On peut également ne pas être sensible à toute l’imagerie messianique appuyée par la caméra de Snyder, mais elle fait pourtant parti de l’ADN du personnage. Mélange improbable de Moïse et du Golem imaginé dans les années 30 par des immigrants juifs qui ressentaient – avec raison – le besoin de proposer une figure protectrice, Superman a évolué vers une figure christique si ce n’est divine, embrassant allègrement son statut de dieu solaire des temps modernes. La présence d’un tel personnage sur Terre ne peut qu’interpeller la population qui ne peut pas naïvement l’adorer à l’unisson. Quant à l’abus d’images christiques, les comics qui pointent de ce sens sont pourtant là. L’exemple le plus frappant de la lance de kryptonite rappelant celle du centurion Longinus blessant le Christ qui trouve bel et bien son origine dans plusieurs histoires issues des comics !
Beaucoup opposent les films de Snyder à l’atmosphère enthousiaste des productions de la Maison des Idées d’en face. Pourtant, les thématiques abordées dans les films DC se retrouvent également chez la concurrence : dès le premier Iron Man l’institution (ici représentée par le S.H.I.E.L.D.) tente de la contrôler, Hulk est une menace poursuivie par toute l’US Army, la divinité de Thor est sans cesse remise en doute, Captain America souffre des affres de la guerre, les Avengers ne peuvent stopper une invasion extra-terrestre sans qu’une grande partie de New York, bâtiments comme population, y passent. Et chez Marvel, ce sont deux demi-douzaines de héros qui vont s’affronter prochainement dans Captain America: Civil War ! Aucun studio n’ignore donc les dégâts matériels et l’impact psychologique de l’apparition des surhommes, mais la forme diffère. Et tant mieux ! Le lecteur de comics qui apprécie la distraction aussi bien que l’introspection est gagnant, on ne lui impose pas un seul registre sur lequel les films du genre se calquent inexorablement.

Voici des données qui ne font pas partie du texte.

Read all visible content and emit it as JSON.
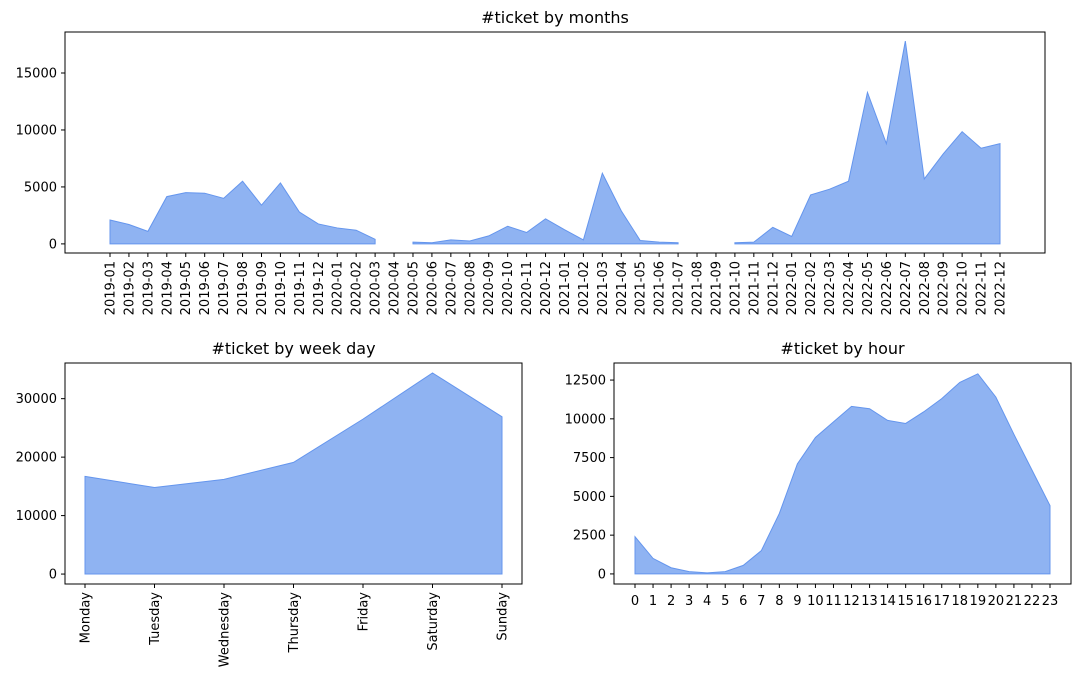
{
  "colors": {
    "area_fill": "#6495ED",
    "axis": "#000000",
    "background": "#ffffff"
  },
  "chart_data": [
    {
      "id": "months",
      "type": "area",
      "title": "#ticket by months",
      "xlabel": "",
      "ylabel": "",
      "ylim": [
        -800,
        18600
      ],
      "yticks": [
        0,
        5000,
        10000,
        15000
      ],
      "categories": [
        "2019-01",
        "2019-02",
        "2019-03",
        "2019-04",
        "2019-05",
        "2019-06",
        "2019-07",
        "2019-08",
        "2019-09",
        "2019-10",
        "2019-11",
        "2019-12",
        "2020-01",
        "2020-02",
        "2020-03",
        "2020-04",
        "2020-05",
        "2020-06",
        "2020-07",
        "2020-08",
        "2020-09",
        "2020-10",
        "2020-11",
        "2020-12",
        "2021-01",
        "2021-02",
        "2021-03",
        "2021-04",
        "2021-05",
        "2021-06",
        "2021-07",
        "2021-08",
        "2021-09",
        "2021-10",
        "2021-11",
        "2021-12",
        "2022-01",
        "2022-02",
        "2022-03",
        "2022-04",
        "2022-05",
        "2022-06",
        "2022-07",
        "2022-08",
        "2022-09",
        "2022-10",
        "2022-11",
        "2022-12"
      ],
      "values": [
        2100,
        1700,
        1100,
        4150,
        4500,
        4450,
        4000,
        5500,
        3400,
        5350,
        2800,
        1750,
        1400,
        1200,
        400,
        null,
        150,
        100,
        350,
        250,
        700,
        1550,
        1000,
        2200,
        1250,
        350,
        6200,
        2900,
        300,
        150,
        100,
        null,
        null,
        100,
        150,
        1450,
        650,
        4300,
        4800,
        5500,
        13300,
        8800,
        17800,
        5700,
        7900,
        9850,
        8400,
        8800
      ]
    },
    {
      "id": "weekday",
      "type": "area",
      "title": "#ticket by week day",
      "xlabel": "",
      "ylabel": "",
      "ylim": [
        -1700,
        36100
      ],
      "yticks": [
        0,
        10000,
        20000,
        30000
      ],
      "categories": [
        "Monday",
        "Tuesday",
        "Wednesday",
        "Thursday",
        "Friday",
        "Saturday",
        "Sunday"
      ],
      "values": [
        16700,
        14800,
        16200,
        19100,
        26500,
        34400,
        26900
      ]
    },
    {
      "id": "hour",
      "type": "area",
      "title": "#ticket by hour",
      "xlabel": "",
      "ylabel": "",
      "ylim": [
        -650,
        13600
      ],
      "yticks": [
        0,
        2500,
        5000,
        7500,
        10000,
        12500
      ],
      "categories": [
        "0",
        "1",
        "2",
        "3",
        "4",
        "5",
        "6",
        "7",
        "8",
        "9",
        "10",
        "11",
        "12",
        "13",
        "14",
        "15",
        "16",
        "17",
        "18",
        "19",
        "20",
        "21",
        "22",
        "23"
      ],
      "values": [
        2400,
        1000,
        400,
        150,
        70,
        150,
        550,
        1500,
        3900,
        7100,
        8800,
        9800,
        10800,
        10650,
        9900,
        9700,
        10450,
        11300,
        12350,
        12900,
        11400,
        9000,
        6700,
        4400
      ]
    }
  ]
}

Et Superman dans tout ça ? Ses faiblesses, sa difficulté à trouver la bonne attitude à adopter le rendent justement plus qu’humain ! Le Superman d’Henri Cavill n’est pas le Superman de Christopher Reeve tout simplement parce qu’il n’arrive pas (encore ?) à l’être. Et en ce sens, il devient tout aussi intéressant que les précédentes incarnations qui l’ont précédé et qui ont gravé l’image du boy-scout infaillible dans l’inconscient collectif. Si le profane se retrouve à accepter plus facilement un Superman qui sort des clous, le lecteur de comics confirmé devrait pourtant être le premier à être habitué à voir un Superman qui doit faire ses preuves face à la société. L’événement Legends de 1987 se basait sur ce postulat à une échelle plus grande avec l’ensemble de la population super-héroïque mise à mal. Au début des années 2000, Jeph Loeb déclarait Superman et Batman ennemis publiques dans son premier story-arc de Superman/Batman. La fin de la série animée Superman de Bruce Timm tout comme la seconde saison de l’excellente Young Justice se basait sur l’idée d’un Superman pour le premier et l’ensemble de la caste costumée pour le second qui étaient honnis de la population. Certes, les super-vilains ne sont jamais étrangers à l’impopularité des héros, mais la solution au problème se règle inexorablement par un véritable travail de longue haleine. Reprocher à Batman v. Superman de jouer sur le tableau de la méfiance envers les surhommes, c’est reprocher au film de s’inspirer du fond d’idées qui anime les comics ces dernières années plutôt que de revenir encore une fois aux fondamentaux. J’adore toujours les deux films de Richard Donner pour leur optimisme inébranlable. J’ai défendu Superman Returns qui est une magnifique lettre d’amour à ce sens du merveilleux perdu. Et pourtant, je ne fais que me réjouir de voir cette nouvelle approche de Superman. Que ce soit dans ce film ou Man of Steel, la prestation d’Henri Cavill comme l’écriture prise par son personnage ne font pas parties de mes reproches.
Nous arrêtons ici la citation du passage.